If a pump is placed so that the discharge side is pumping to the expansion tank (PNPC), the pump will lower the pressure on its suction side because it cannot change the pressure at the expansion tank. If this occurs, the system pressure can become so low that air will want to enter into the system any way that it can. A system with a lot of air dissolved in it can cause damage to components and piping, cause noise in the system, and require frequent bleeding of terminal equipment.
If a pump is placed so that it is pumping away from the expansion tank it will add its pressure differential to the discharge side of the pump, again, because it cannot change the pressure at the expansion tank. With a higher system pressure, air is less likely to enter the system and cause problems. With a low system pressure, air is more likely to get trapped at high points in the system, instead of staying dissolved in the water where it can later be removed by the air separator.

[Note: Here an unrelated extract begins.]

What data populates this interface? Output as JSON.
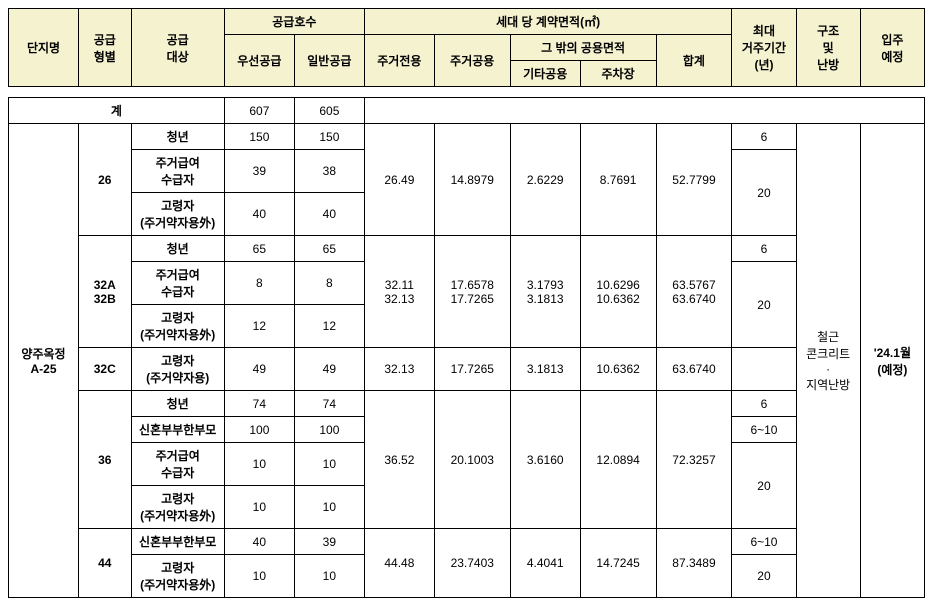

We know that the pump cannot add or remove water to the expansion tank, but what can? The only way to add or remove water to the expansion tank is with a feed valve (make-up water assembly) or when the temperature in the system changes causing the water to expand or contract. A feed valve monitors the system pressure and opens whenever the system pressure drops below the feed valve’s set point at which point make-up water is allowed into the system.
In order for the feed valve to get an accurate reading, the only location a feed valve should be placed is right at the PNPC on the pipe connecting the expansion tank to the rest of the system. At this location, the feed valve will get an accurate reading of the system pressure that is not affected by the operation of the pumps, and the valve will only open whenever the system truly needs makeup water.
The air separator is responsible for removing air from the system and its location in the system can change how effectively it performs this task. Air is removed from water most easily whenever the air is in a gas form and not dissolved in the water. Water can keep more air dissolved in it when the water is at a low temperature and when the water is at a high pressure, so the best place to locate the air separator is at the location in the system with the highest temperature and the lowest pressure. That location in a boiler system is after the boiler (highest temperature) and before the pumps (lowest pressure).
Correct placement of each piece of equipment in a boiler system will ensure that equipment operates optimally, increases the effectiveness and lifespan of the equipment, and decreases the need for maintenance.